Chiropractic & A.M.A.

Throughout its history, chiropractic & A.M.A. (American Medical Association) has often found itself at odds with one another. Perhaps the most famous confrontation in recent years began in 1976 when four doctors of chiropractic, later to be called the Chicago Four, filed suit against the American Medical Association and numerous medical co-conspirators for restricting cooperation between individual MDs and doctors of chiropractic. The four courageous doctors who took on the A.M.A. head-to-head were Chester Wilk, D.C., Patricia B. Arthur, D.C., James W. Bryden, D.C., and Michael D. Pedigo, D.C. Their case proved to be one of the biggest victories in the history of the chiropractic profession.

Judge Susan Getzendanner heard the evidence in U.S. District Court and issued her opinion on August 27, 1987. She ruled over the previous 25 years the actions of the A.M.A. and its coconspirators, the American College of Radiology and the American College of Surgeons, had resulted in serious damage to the cooperative process in health care, to the profession of chiropractic as a whole, to individual doctors of chiropractic, and to the patients they served.

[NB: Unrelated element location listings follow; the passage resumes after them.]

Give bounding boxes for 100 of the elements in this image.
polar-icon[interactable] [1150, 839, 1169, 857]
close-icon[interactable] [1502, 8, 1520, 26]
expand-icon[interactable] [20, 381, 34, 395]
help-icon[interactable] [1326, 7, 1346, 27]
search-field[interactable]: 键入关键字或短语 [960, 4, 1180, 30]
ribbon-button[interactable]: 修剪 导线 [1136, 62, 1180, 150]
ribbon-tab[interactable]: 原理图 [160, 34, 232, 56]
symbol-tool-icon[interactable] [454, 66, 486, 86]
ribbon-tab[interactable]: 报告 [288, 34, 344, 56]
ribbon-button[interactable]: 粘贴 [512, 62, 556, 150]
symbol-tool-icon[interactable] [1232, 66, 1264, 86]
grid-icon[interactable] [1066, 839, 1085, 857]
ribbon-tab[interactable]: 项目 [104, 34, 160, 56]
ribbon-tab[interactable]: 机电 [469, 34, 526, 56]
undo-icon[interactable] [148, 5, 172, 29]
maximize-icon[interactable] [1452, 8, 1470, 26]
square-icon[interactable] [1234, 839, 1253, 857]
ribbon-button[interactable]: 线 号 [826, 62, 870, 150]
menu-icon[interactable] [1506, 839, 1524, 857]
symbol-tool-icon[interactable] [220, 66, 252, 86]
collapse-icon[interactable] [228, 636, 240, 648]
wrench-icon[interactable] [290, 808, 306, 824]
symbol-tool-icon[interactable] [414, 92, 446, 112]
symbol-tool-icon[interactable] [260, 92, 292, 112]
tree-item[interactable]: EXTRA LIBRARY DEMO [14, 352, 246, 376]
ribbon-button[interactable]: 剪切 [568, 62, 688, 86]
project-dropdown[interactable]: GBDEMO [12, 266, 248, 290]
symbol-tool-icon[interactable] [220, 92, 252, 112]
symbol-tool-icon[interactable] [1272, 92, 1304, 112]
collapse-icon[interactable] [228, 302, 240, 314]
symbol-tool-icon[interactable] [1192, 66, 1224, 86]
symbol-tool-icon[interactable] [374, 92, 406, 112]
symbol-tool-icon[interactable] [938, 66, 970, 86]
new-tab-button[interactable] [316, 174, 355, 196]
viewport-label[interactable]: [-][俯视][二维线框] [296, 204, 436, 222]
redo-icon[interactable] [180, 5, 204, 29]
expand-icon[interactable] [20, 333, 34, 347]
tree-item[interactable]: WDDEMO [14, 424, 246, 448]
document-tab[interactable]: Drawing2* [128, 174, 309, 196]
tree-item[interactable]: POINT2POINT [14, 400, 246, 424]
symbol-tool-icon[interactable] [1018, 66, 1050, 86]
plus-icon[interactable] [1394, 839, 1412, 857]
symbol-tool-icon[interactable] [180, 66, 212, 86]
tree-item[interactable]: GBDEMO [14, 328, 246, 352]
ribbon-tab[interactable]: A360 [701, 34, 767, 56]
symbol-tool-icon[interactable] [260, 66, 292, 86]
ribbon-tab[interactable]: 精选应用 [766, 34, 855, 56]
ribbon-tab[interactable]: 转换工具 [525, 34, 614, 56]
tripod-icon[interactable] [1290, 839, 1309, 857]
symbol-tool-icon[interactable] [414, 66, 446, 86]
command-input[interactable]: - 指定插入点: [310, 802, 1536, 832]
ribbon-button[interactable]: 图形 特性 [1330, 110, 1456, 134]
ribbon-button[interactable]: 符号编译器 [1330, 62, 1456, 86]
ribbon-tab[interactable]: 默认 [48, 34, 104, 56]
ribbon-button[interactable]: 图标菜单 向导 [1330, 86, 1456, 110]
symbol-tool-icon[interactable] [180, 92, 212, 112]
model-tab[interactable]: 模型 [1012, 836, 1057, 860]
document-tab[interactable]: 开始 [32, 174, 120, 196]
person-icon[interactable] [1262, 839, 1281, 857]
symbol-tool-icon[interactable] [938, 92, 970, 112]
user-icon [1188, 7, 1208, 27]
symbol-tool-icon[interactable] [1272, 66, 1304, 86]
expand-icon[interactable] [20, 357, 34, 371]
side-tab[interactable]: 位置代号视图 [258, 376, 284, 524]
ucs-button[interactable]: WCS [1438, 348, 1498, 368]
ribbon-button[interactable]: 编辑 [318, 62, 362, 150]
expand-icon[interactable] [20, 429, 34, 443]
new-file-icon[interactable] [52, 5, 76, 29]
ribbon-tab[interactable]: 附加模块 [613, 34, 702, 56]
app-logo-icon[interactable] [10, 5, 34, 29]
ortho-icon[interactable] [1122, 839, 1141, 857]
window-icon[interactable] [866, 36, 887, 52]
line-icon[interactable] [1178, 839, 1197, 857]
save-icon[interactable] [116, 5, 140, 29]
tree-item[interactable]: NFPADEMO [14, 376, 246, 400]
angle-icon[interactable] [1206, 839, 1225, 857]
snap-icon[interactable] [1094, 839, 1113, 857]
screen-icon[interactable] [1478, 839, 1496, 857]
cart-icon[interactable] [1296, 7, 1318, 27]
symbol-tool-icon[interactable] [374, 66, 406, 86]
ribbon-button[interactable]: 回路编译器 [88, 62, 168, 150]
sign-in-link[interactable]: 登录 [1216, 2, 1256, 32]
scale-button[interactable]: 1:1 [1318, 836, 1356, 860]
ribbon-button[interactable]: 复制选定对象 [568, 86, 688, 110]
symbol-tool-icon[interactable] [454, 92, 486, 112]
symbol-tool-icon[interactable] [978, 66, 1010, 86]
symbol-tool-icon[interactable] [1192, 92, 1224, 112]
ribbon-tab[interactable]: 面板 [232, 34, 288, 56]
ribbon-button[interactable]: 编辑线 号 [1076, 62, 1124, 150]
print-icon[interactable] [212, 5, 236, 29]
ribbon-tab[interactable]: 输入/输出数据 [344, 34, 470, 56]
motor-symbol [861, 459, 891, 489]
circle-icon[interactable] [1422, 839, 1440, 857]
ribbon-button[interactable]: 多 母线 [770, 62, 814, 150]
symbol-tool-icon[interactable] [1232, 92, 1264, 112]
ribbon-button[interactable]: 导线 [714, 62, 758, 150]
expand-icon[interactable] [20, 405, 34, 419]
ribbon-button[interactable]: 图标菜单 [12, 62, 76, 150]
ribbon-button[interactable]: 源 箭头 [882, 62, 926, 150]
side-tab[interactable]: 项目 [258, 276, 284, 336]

The effectiveness of chiropractic was questioned at this trial, but the evidence was in its favor. Studies introduced at the trial showed that doctors of chiropractic were twice as effective as medical doctors in returning injured workers to their jobs. Further evidence regarding orthopedic patients showed that those under the care of doctors of chiropractic in hospital settings were discharged from the hospital in five to seven days, compared with an average of 14 days in a comparable hospital without doctors of chiropractic.

But the central question brought to court revolved around organized medicine’s attempt to eliminate chiropractic as a competitor in the U.S. health care system. Judge Getzendanner’s landmark finding was that the A.M.A. was guilty of engaging in a conspiracy “to contain and eliminate the chiropractic profession,” and was in violation of the Sherman Antitrust Act.

As far back as 1963, the court declared the A.M.A. had been working aggressively to “overtly and covertly” eliminate the profession of chiropractic. Judge Getzendanner issued a permanent court injunction against the A.M.A. to prevent such future behavior. The A.M.A. was required to send copies of the injunction order to each of its 275,000 members, as well as publish the injunction order in the Journal of the American Medical Association.

Although the decision is still being appealed, the way has now been cleared for a cooperative relationship between doctors of both professions for chiropractic & A.M.A., as has been sought by chiropractic for many years. The end result of this landmark decision will ultimately be to the advantage of the patient. Now more than ever, doctors of different specialties can work together and share their expertise for the benefit of the patient.